Exploring Contextual Attribute Density in Referring Expression Counting

TL;DR

This work defines contextual attribute density (CAD) as the information intensity of fine-grained attributes in visual regions and integrates it into a multi-modal counting framework. The proposed CAD-GD combines a U-shape CADE CAD estimator with a CAD Attention Module and a CAD Dynamic Query Module to inject CAD into visual features and dynamic counting queries, supervised by a density loss.

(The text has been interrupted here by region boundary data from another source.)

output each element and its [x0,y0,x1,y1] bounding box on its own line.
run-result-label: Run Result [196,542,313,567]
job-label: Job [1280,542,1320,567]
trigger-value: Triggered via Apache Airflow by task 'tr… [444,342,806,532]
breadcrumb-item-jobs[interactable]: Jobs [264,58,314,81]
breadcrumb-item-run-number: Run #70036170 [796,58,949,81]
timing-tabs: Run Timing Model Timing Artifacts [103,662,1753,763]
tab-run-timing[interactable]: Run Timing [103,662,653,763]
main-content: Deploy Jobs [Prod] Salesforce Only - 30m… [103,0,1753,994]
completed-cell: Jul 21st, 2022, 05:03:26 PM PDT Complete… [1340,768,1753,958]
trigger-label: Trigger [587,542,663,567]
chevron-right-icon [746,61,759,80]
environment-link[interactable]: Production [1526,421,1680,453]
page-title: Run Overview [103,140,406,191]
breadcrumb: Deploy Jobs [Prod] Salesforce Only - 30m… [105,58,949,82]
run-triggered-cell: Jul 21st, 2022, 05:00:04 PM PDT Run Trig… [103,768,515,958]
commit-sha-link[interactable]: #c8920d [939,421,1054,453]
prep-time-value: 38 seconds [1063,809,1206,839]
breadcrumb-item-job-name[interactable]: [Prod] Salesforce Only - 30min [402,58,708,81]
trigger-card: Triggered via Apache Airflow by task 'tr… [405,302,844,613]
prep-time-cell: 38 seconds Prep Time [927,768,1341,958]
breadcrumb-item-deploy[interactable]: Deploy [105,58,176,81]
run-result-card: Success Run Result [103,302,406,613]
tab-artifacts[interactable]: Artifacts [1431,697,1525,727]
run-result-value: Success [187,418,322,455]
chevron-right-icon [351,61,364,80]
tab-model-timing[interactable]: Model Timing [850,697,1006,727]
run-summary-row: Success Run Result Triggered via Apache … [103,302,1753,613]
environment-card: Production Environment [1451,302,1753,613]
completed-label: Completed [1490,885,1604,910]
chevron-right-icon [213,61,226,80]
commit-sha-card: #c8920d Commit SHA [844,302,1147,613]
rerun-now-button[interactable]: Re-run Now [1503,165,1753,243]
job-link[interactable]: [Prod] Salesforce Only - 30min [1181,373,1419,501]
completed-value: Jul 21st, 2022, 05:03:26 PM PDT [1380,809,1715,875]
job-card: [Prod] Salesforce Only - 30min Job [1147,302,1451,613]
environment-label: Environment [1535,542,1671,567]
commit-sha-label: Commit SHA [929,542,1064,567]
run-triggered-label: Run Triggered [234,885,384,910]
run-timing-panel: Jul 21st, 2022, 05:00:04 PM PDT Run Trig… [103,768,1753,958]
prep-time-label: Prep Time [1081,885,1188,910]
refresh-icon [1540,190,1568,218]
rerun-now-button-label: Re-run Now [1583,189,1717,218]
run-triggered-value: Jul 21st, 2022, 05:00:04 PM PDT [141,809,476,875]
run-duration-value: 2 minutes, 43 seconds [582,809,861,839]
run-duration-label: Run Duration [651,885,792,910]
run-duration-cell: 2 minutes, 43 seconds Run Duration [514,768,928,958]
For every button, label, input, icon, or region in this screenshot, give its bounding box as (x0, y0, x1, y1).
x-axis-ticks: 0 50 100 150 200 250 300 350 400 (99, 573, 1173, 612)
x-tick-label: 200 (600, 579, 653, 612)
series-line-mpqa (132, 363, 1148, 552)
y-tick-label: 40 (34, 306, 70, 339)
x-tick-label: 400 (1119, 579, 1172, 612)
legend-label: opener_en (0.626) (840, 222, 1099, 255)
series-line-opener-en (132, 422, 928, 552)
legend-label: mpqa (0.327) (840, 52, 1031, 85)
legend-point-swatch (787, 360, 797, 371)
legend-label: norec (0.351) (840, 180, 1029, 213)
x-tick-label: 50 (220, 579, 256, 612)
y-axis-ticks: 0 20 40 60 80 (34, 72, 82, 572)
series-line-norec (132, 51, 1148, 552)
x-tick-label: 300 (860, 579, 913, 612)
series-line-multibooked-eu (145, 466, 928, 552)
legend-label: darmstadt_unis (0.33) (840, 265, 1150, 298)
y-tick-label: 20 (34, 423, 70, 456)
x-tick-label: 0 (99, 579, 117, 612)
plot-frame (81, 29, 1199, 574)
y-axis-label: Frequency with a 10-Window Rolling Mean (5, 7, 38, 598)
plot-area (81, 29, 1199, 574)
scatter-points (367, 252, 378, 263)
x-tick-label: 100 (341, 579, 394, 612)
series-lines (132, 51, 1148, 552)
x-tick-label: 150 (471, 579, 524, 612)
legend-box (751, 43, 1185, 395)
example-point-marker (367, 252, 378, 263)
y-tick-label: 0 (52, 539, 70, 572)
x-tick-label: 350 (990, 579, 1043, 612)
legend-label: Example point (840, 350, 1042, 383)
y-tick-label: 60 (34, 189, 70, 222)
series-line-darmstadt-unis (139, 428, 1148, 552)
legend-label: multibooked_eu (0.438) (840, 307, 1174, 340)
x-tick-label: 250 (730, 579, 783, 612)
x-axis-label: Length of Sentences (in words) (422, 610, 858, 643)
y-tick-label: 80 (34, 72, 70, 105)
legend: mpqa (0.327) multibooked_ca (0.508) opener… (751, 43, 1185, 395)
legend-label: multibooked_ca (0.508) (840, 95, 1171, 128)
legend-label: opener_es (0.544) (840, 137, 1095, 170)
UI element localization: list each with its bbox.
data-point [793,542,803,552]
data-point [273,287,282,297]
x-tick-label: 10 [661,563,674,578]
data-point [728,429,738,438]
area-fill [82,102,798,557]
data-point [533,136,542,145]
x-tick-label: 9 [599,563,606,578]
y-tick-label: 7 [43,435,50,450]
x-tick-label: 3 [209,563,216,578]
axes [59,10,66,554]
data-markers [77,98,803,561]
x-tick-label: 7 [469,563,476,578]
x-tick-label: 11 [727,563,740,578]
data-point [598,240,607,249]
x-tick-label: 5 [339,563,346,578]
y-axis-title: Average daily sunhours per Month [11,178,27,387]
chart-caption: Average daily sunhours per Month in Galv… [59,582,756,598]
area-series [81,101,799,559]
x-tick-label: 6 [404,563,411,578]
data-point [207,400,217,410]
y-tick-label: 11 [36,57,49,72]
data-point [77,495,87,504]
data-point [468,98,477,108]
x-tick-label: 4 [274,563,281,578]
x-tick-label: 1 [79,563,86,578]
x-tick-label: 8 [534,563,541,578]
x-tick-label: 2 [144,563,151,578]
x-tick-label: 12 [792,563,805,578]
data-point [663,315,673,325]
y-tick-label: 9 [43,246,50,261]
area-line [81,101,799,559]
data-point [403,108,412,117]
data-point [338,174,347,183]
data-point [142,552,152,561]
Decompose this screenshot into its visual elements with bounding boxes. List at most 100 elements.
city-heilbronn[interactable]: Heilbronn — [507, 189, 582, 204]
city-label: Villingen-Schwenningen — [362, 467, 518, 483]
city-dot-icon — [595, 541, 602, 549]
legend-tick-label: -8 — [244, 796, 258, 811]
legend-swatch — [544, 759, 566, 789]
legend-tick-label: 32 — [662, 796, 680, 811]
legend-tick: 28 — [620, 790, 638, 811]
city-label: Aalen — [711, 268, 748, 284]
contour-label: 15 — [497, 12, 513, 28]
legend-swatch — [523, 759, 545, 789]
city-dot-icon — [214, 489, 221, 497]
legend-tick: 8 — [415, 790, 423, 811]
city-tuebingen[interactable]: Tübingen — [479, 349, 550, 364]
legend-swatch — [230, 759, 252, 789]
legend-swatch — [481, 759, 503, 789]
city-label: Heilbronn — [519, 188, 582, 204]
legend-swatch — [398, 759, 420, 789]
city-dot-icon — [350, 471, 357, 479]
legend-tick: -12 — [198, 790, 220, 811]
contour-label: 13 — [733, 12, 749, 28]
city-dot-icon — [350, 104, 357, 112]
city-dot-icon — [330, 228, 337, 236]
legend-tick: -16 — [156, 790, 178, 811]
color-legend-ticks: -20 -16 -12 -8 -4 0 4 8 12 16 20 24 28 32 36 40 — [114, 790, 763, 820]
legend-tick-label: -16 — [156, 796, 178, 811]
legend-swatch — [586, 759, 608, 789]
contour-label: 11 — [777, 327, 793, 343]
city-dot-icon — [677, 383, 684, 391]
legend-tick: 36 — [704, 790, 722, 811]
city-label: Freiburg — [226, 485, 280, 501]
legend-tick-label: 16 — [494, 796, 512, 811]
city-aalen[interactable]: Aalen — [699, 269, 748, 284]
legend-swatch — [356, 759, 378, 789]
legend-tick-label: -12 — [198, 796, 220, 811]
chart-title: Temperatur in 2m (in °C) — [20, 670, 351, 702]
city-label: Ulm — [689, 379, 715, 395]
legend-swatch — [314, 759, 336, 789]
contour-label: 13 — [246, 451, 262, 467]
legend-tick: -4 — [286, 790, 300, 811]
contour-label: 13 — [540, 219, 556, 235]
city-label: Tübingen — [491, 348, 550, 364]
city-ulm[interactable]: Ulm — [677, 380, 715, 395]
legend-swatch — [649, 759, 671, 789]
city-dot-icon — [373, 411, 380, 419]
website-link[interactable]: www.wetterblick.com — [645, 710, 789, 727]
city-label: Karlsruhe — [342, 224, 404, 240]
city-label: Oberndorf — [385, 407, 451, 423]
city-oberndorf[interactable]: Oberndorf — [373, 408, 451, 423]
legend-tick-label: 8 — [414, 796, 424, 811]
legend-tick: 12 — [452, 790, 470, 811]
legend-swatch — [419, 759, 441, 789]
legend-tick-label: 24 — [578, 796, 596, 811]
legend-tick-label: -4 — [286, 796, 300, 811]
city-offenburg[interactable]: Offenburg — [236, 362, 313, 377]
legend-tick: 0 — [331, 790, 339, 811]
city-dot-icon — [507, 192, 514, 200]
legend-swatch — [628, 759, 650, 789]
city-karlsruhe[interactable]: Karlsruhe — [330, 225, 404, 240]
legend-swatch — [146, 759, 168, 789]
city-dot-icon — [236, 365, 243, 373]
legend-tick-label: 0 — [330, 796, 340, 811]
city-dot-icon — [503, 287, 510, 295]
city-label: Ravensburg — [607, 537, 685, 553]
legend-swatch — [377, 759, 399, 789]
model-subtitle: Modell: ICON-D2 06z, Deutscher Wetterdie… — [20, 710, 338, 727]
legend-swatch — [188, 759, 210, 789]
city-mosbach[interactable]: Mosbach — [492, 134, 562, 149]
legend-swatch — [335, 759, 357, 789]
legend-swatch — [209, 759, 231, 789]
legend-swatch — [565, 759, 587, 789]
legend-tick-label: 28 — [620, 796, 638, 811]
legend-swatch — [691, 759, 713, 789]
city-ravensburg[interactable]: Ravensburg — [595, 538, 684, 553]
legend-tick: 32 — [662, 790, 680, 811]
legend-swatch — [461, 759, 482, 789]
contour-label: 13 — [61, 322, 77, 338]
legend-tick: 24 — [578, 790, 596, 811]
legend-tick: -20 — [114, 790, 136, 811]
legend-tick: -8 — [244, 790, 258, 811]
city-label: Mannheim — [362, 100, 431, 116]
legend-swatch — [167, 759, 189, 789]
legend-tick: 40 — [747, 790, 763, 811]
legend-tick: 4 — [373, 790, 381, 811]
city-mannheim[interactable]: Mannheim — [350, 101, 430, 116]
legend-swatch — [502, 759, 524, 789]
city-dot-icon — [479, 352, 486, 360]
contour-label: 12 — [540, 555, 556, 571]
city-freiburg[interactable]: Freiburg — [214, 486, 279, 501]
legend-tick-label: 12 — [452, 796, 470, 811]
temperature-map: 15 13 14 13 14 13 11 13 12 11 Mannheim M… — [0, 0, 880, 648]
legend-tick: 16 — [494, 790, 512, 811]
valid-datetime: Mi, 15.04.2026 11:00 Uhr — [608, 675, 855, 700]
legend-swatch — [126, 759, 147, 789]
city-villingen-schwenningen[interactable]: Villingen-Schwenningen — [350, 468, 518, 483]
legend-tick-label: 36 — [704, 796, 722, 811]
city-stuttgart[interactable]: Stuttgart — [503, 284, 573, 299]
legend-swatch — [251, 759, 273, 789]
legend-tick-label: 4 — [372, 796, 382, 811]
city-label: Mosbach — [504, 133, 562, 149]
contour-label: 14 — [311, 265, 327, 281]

Empirical results on REC-8K, FSC-147, and CARPK show robust gains in counting accuracy and localization, including strong zero-shot performance. The approach highlights the importance of density-aware reasoning for fine-grained cross-modal understanding and offers a scalable pathway to improve open-world counting tasks.

Abstract

Referring expression counting (REC) algorithms are for more flexible and interactive counting ability across varied fine-grained text expressions. However, the requirement for fine-grained attribute understanding poses challenges for prior arts, as they struggle to accurately align attribute information with correct visual patterns. Given the proven importance of ''visual density'', it is presumed that the limitations of current REC approaches stem from an under-exploration of ''contextual attribute density'' (CAD). In the scope of REC, we define CAD as the measure of the information intensity of one certain fine-grained attribute in visual regions. To model the CAD, we propose a U-shape CAD estimator in which referring expression and multi-scale visual features from GroundingDINO can interact with each other. With additional density supervision, we can effectively encode CAD, which is subsequently decoded via a novel attention procedure with CAD-refined queries. Integrating all these contributions, our framework significantly outperforms state-of-the-art REC methods, achieves $30\%$ error reduction in counting metrics and a $10\%$ improvement in localization accuracy. The surprising results shed light on the significance of contextual attribute density for REC. Code will be at github.com/Xu3XiWang/CAD-GD.

Figures (8)

• Figure 1: The efficacy of contextual attribute density (CAD). According to the qualitative comparison above, the REC baseline dai2024referring often over-counts when it focuses primarily on class information rather than fine-grained attributes, and it under-counts in cases of occlusion or scale variations. By modeling CAD, our method more accurately aligns fine-grained attributes with corresponding visual regions, effectively reducing counting errors.
• Figure 2: The framework of Contextual Attribute Density Aware GroundingDINO (CAD-GD). A query image and referring expression are sent into backbones separately together with the feature enhancer to get the visual features and the text feature. Then we obtain the Contextual Attribute Density (CAD) features by the CAD Generate Module supervised by the GT contextual attribute density map. To leverage the CAD information, we design the CAD Attention Module and CAD Dynamic Query Module to enhance visual features and query contents separately. Then we sent the dynamic queries, CAD enhanced visual features, and the text feature into the localization decoder to get the final localization prediction.
• Figure 3: Visualization of queries. We visualize the init queries $Q$, text dynamic initialized $\dot Q$ and the CAD dynamic initialized queries $\hat{Q}$ in the polar coordinate system by t-SNE van2008visualizing. (b) represent the feature distribution of init queries in the polar coordinate system, which are the same for different referring expressions. (c) represent the feature distribution of text init queries. As shown in (c), the distribution of "bluish pen" and "greenish pen" is quite similar even with much overlap. (d) represent the feature distribution of text & density init queries. As shown in (d), the distribution of queries is quite different, which means they can be distinguished easily.
• Figure 4: Qualitative results on the REC-8k dataset. Columns 1-3 contain examples with direct attributes for REs, and columns 4-6 contain those with context-related attributes. Our method consistently outperforms the GroundingREC with more precious locations.
• Figure 5: Visualization of contextual attribute density map. The predicted density map can capture the locations of referring expressions.